Due Diligence Considerations for Retention of Employee and Management Needs
- Assess current HR systems and employee data to determine the feasibility of transferring information to the new entity. Request an employee payroll roster, organizational chart, and compensation data.
- Inquire about all open positions within the business unit, distinguishing between immediate needs and growth roles.
- HR and legal teams should review compliance with labor laws related to employee transfers, including data privacy and notification requirements.
- Obtain all existing employment contracts to identify key terms such as severance packages, non-compete clauses, and retention considerations.
Real Estate & Occupied Space
Shared facilities, whether leased or owned by the seller, can be challenging in a carve-out transaction. Securing and maintaining the physical space for the business post-transaction is crucial. Relocating during the transition can disrupt operations. Companies often operate within a single facility or across multiple shared facilities, which saves costs but creates complexities that need careful management.
Considerations for Real Estate & Occupied Space
When a business unit operates within a shared leased space, there are two main options: a sublease or a direct lease with the landlord. In a sublease, the corporate parent leases the facility to the buyer, often needing the landlord’s consent. This involves various considerations, including risks for both the buyer and the parent company. The seller must assess shared costs like maintenance, utilities, and structural expenses. The second option is for the buyer to establish a direct lease with the landlord, which may require negotiating broader lease terms, adding complexity and impacting timelines. Both parties should collaborate to avoid the landlord leveraging the deal for higher rents or additional concessions.
Due Diligence Considerations for Real Estate & Occupied Space
- Request a thorough review of all lease and land contracts related to the real estate.
- Compare lease expenses against historical income statements to ensure all costs are fully accounted for, including any renegotiated lease payments resulting from the transaction.
- Evaluate the impact of selling a leased property, particularly whether zoning laws permit redevelopment into a higher-value asset, potentially forcing the buyer to relocate operations and cause significant disruptions.

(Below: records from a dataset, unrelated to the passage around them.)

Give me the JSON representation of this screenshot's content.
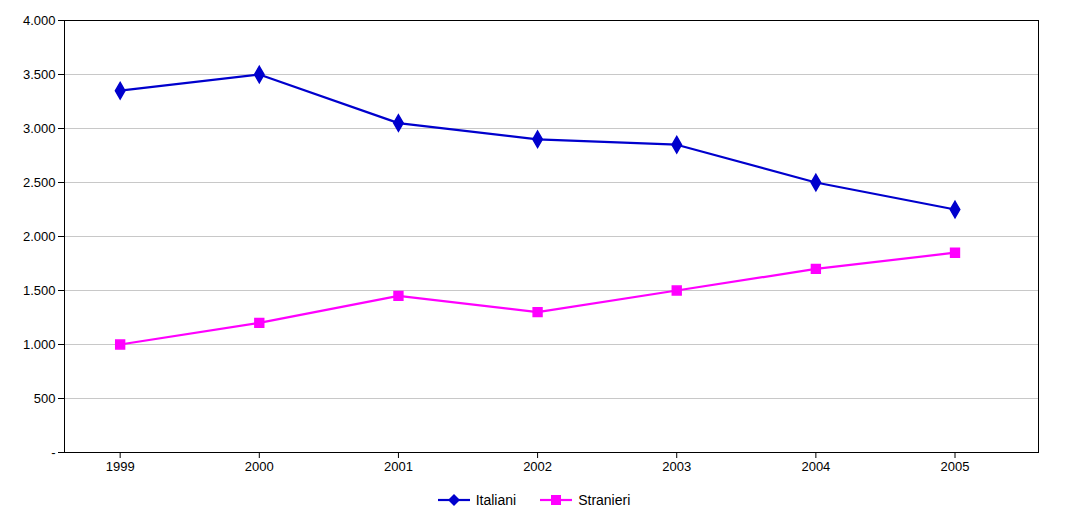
{
  "chart_data": {
    "type": "line",
    "x": [
      1999,
      2000,
      2001,
      2002,
      2003,
      2004,
      2005
    ],
    "xlim": [
      1998.6,
      2005.6
    ],
    "xticks": [
      1999,
      2000,
      2001,
      2002,
      2003,
      2004,
      2005
    ],
    "ylim": [
      0,
      4000
    ],
    "yticks": [
      {
        "value": 0,
        "label": "-"
      },
      500,
      {
        "value": 1000,
        "label": "1.000"
      },
      {
        "value": 1500,
        "label": "1.500"
      },
      {
        "value": 2000,
        "label": "2.000"
      },
      {
        "value": 2500,
        "label": "2.500"
      },
      {
        "value": 3000,
        "label": "3.000"
      },
      {
        "value": 3500,
        "label": "3.500"
      },
      {
        "value": 4000,
        "label": "4.000"
      }
    ],
    "grid": true,
    "legend": "bottom",
    "series": [
      {
        "name": "Italiani",
        "color": "#0000CD",
        "marker": "diamond",
        "values": [
          3350,
          3500,
          3050,
          2900,
          2850,
          2500,
          2250
        ]
      },
      {
        "name": "Stranieri",
        "color": "#FF00FF",
        "marker": "square",
        "values": [
          1000,
          1200,
          1450,
          1300,
          1500,
          1700,
          1850
        ]
      }
    ]
  }
}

- Engage a reputable environmental engineering firm to conduct a Phase 1 environmental study to assess risks such as pollution, hazardous materials, and compliance with environmental regulations, ensuring any hidden liabilities are disclosed.
Maximizing Value in Carve-Out Acquisitions
Acquiring a carve-out business can be complicated, and buyers should consider the impact of the bullets discussed above (amongst many others) on the carve-out business EBITDA and valuation. Additionally, buyers should consider performing thorough due diligence to identify risks and properly mitigate those risks identified in a carve-out business. This will allow for careful planning so the business can be successfully, efficiently, and effectively integrated after the transaction closes. With careful analysis and planning, carve-out businesses can make excellent new platform companies or can complement an already established business.